L’obbligo di tenuta del registro dei trattamenti secondo la Corte
Sull’obbligo di tenuta del registro de trattamenti, la Corte ha ugualmente riconosciuto l’obbligo in capo alla società ricorrente, non potendosi esimere quest’ultima perché al di sotto dei 250 dipendenti e in ragione de “richiamo” al registro della controllante.
Questo in primo luogo perché i trattamenti erano massivi e non occasionali e, quindi, si rientrava pienamente nelle ipotesi previste dall’articolo 30 del GDPR, che prevede ipotesi alternative e non cumulative di obbligo di tenuta deli registri.
In secondo luogo, il richiamo al registro della controllante non poteva in alcun modo assolvere all’obbligo di tenuta del registro da parte della controllata, data – anche – diversità dei trattamenti effettuati.
Anche in questo caso, quindi, il rigetto è stato determinato da questioni sostanziali oltre che procedurali.
Riflessioni sugli obblighi derivanti dal GDPR sulle società
La sentenza numero 35256 del 2023 della Prima Sezione della Corte di cassazione offre spunti interessanti in termini di inquadramento generale degli obblighi derivanti dal GDPR sulle società che hanno struttura complessa.
Il difetto di nomina a sub-responsabile è, sostanzialmente, insanabile e rende il trattamento dei dati illecito per difetto di condizione di liceità: il resto delle considerazioni “cede” rispetto a questo presupposto.
Questo significa che l’organigramma privacy deve essere correttamente tracciato e adeguatamente impostato in sede di impostazione della privacy by design.
Una domanda, a latere sorge, infatti, spontanea: la controllante, che non aveva designato la controllata sub-responsabile e non aveva verificato la correttezza della compliance in capo a quest’ultima, è stata sanzionata per violazione degli articoli 25 e 28 del GDPR?

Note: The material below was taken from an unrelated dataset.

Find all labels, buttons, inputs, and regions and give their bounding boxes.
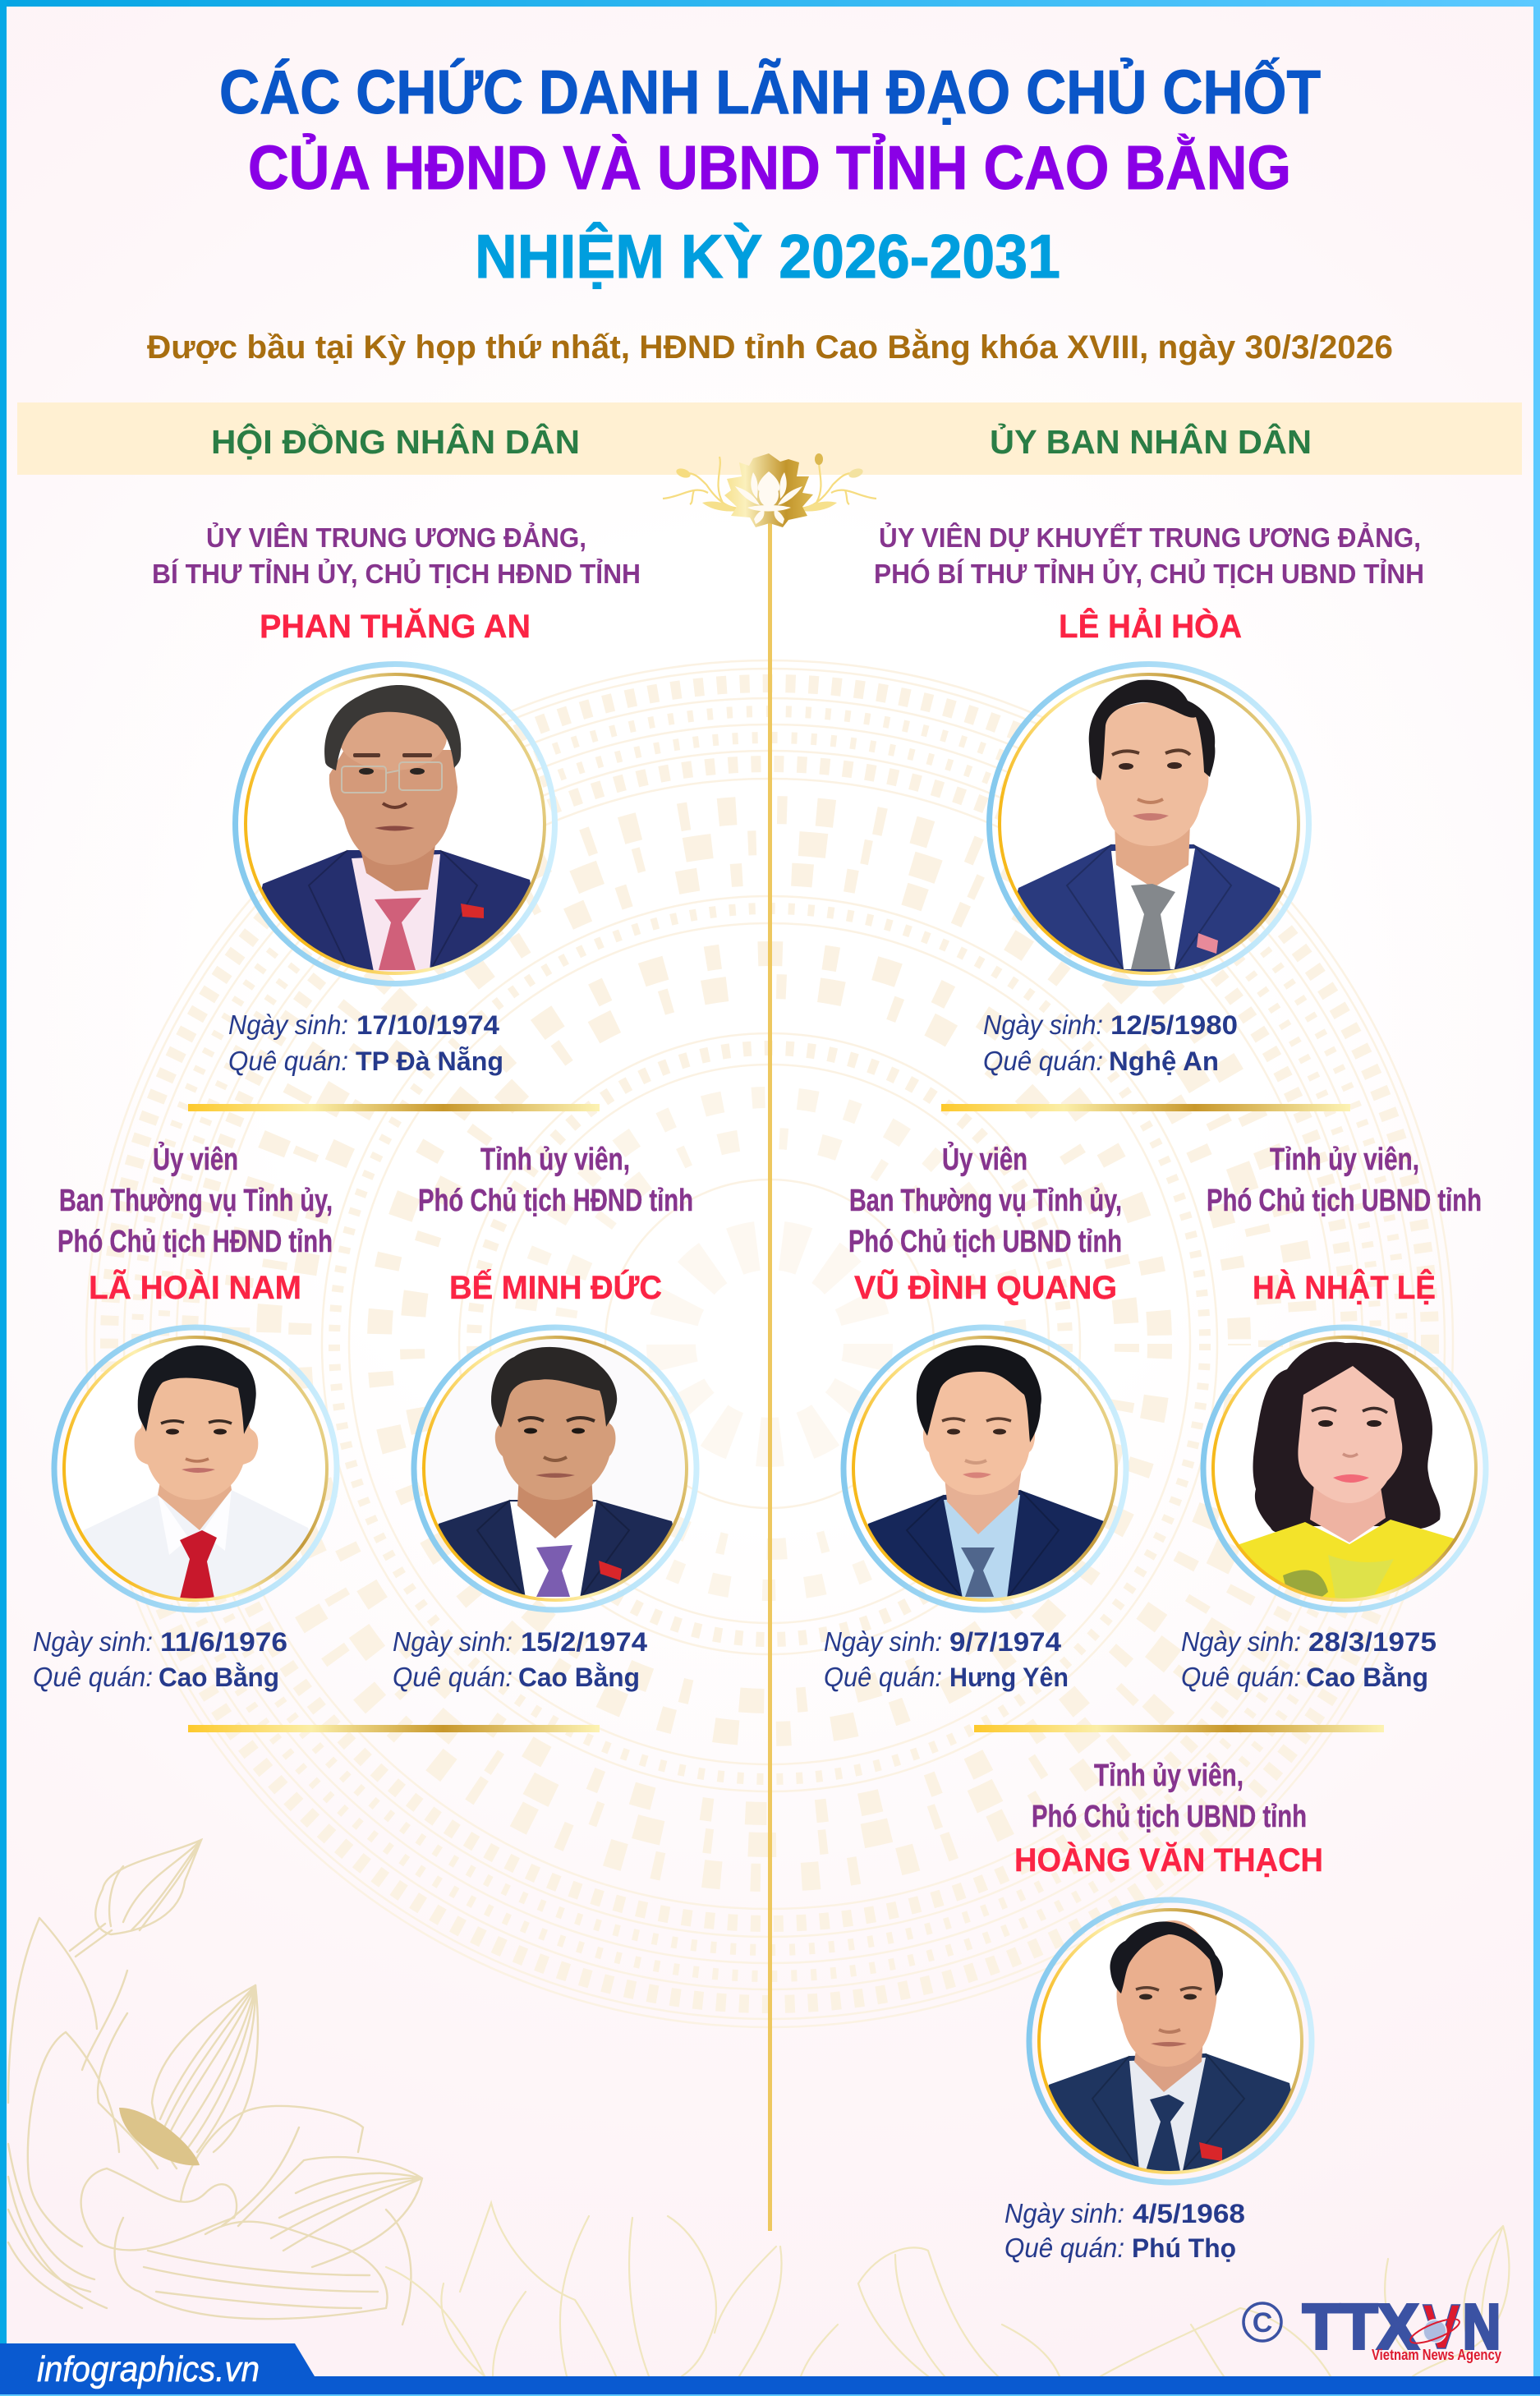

Perché quel che si legge dalla sentenza della Cassazione porterebbe a una risposta affermativa – seppure per implicito.
Altro ordine di considerazioni: il responsabile ex articolo 28 del GDPR (responsabile esterno o sub-responsabile non cambia) deve tenere due distinti registri: il registro dei trattamenti come titolare e quello dei trattamenti come responsabile.
Il documento può anche essere unico, ma le tipologie dei trattamenti devono essere chiaramente distinte, così come le finalità e le basi giuridiche (il resto potrebbe, in linea di principio essere anche comune ad entrambe le ipotesi).
Non è quindi ipotizzabile la tenuta in giudizio della difesa relativa al registro dei trattamenti tenuto per relationem con quello della controllata.
C’è, poi, un conclusivo rilievo: la difesa per cui le targhe delle autovettura non costituiscono dati personali è indice – se riferita effettivamente ai soggetti operanti nella società stessa e non al loro avvocato – di mancata formazione del personale addetto in materia di trattamento dei dati personali.
Si tratterebbe, in ipotesi, di un altro elemento in violazione – almeno – dell’articolo 25 del GDPR.